TEPCO executives’ delusion that nuclear business will go on as before
the biggest policy threat to the nuclear industry is local. Since the disaster, Japanese mayors and governors have been blocking utilities from restarting reactors that have shut down
Anti-nuclear mood melts Tepco’s hopes of normality FT.com By Jonathan Soble in Tokyo, 16 Nov 11, Call it fortitude or fantasy, but executives at Tokyo Electric Power (Tepco), the owner of Fukushima Daiichi nuclear power station, still talk of the meltdowns at three of the facility’s reactors in March as a merely temporary setback for their business.
“The sooner we get back to normal, the better,” Toshio Nishizawa, Tepco’s president, recently told the Financial Times. “Whatever happens, our core business will not change.”
Before the disaster, Tepco was a pillar of Japan’s business establishment, with a virtual monopoly over generating and distributing the electricity used by the world’s biggest urban conglomeration. Its position brought it annual revenues exceeding Y5,000bn ($65bn) and net profit of Y133.8bn and matchless political power.
Today, Tepco is a ward of the state – effectively bankrupted by liability claims but kept in business by a rescue scheme that shifts to taxpayers the up-front costs of cleaning up Fukushima prefecture and compensating victims of the catastrophe, including more than 100,000 people who have been forced from their homes.
With net assets of Y2,516bn at the end of 2009/10 financial year, Tepco has to repay these costs – estimated at Y4,700bn but likely to rise – over a still unspecified number of years, using profits that would otherwise have gone to shareholders, who themselves have been stripped of further dividend payments and hit by an 85 per cent fall in the value of their holdings since the disaster.
Tepco is also saddled with Y9,000bn of gross debt and while the banks have agreed to roll over loans at pre-disaster interest rates, so far they have resisted pressure to write off any debts entirely….

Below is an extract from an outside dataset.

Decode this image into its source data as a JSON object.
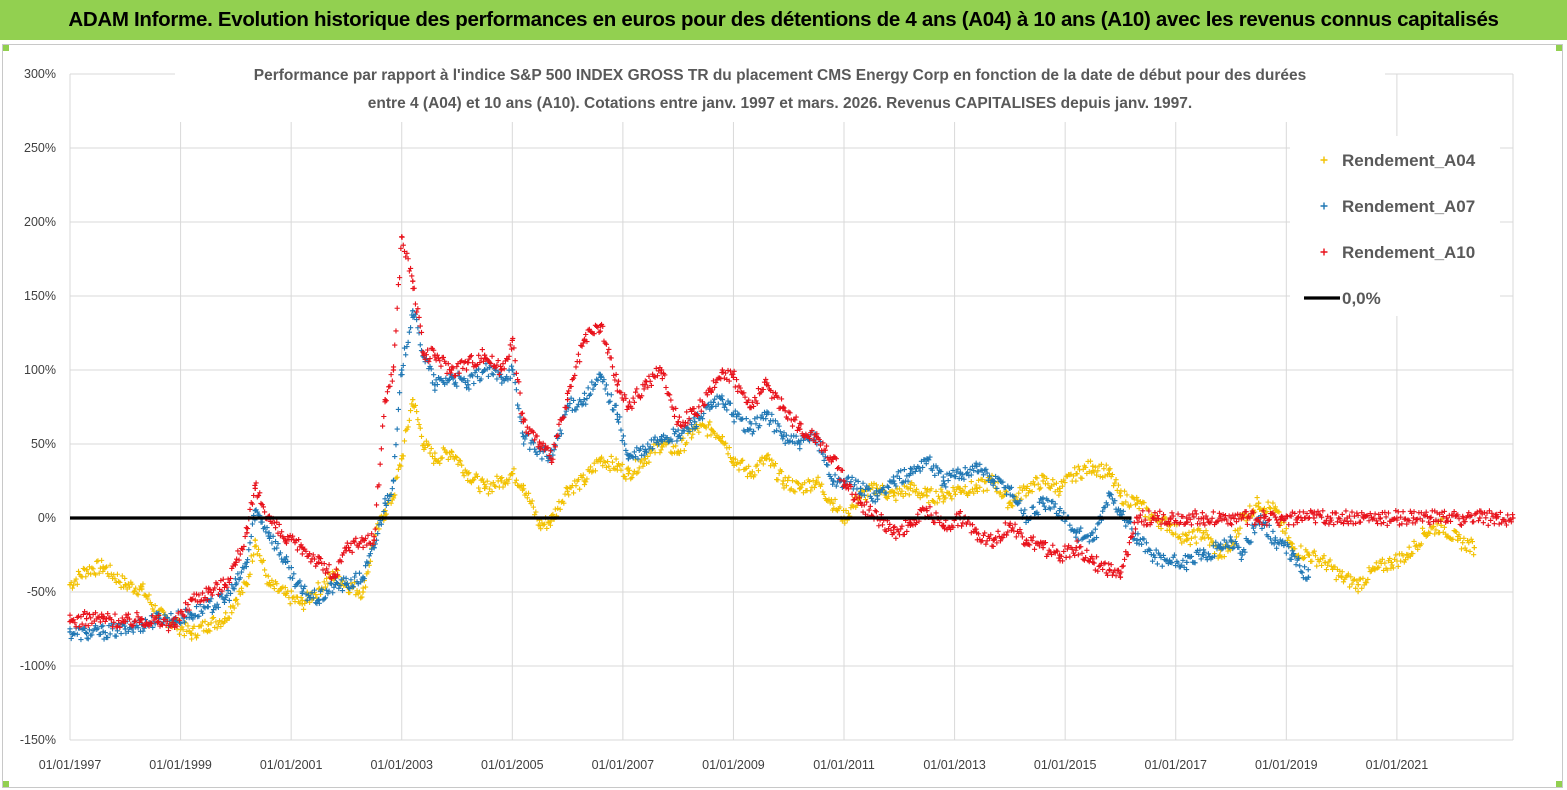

the Fukushima disaster has unleashed forces that could make restoring the status quo impossible, as Japan reconsiders its past embrace of nuclear power and the anti-competitive privileges bestowed on its nine regional electric utilities.
“Going back to business as usual is out of the question,” says a government official involved in administering the Tepco bail-out.
Unsurprisingly, the disaster has turned a majority of Japanese against nuclear power that, before the tsunami, generated about 30 per cent of the country’s electricity.
Tokyo’s policy response has reflected the anti-nuclear mood, but plenty of ambiguity remains. A pre-disaster target of increasing the proportion of Japan’s electricity generated by nuclear power to 50 per cent by 2030 has been scrapped; more support for solar, wind and other renewable-energy technologies has been promised; and an atomic plant near multiple earthquake faults in central Japan has been forced to close for safety upgrades.
Meanwhile, a debate about restructuring the electric power industry has begun….
In the short term, the biggest policy threat to the nuclear industry is local. Since the disaster, Japanese mayors and governors have been blocking utilities from restarting reactors that have shut down for routine safety inspections, and presently only a handful of reactors are producing power. Unless Mr Noda can change local leaders’ minds, the rest will be offline by next May.
At Tepco, only two of the 17 atomic reactors it operated before the tsunami are working, a situation that pushed its costs up by Y210bn in the six months to September 30. This month the utility projected a Y600bn net loss for the year to March 2012, which would bring its losses since the disaster to Y1,847bn. “Normal” looks a long way off.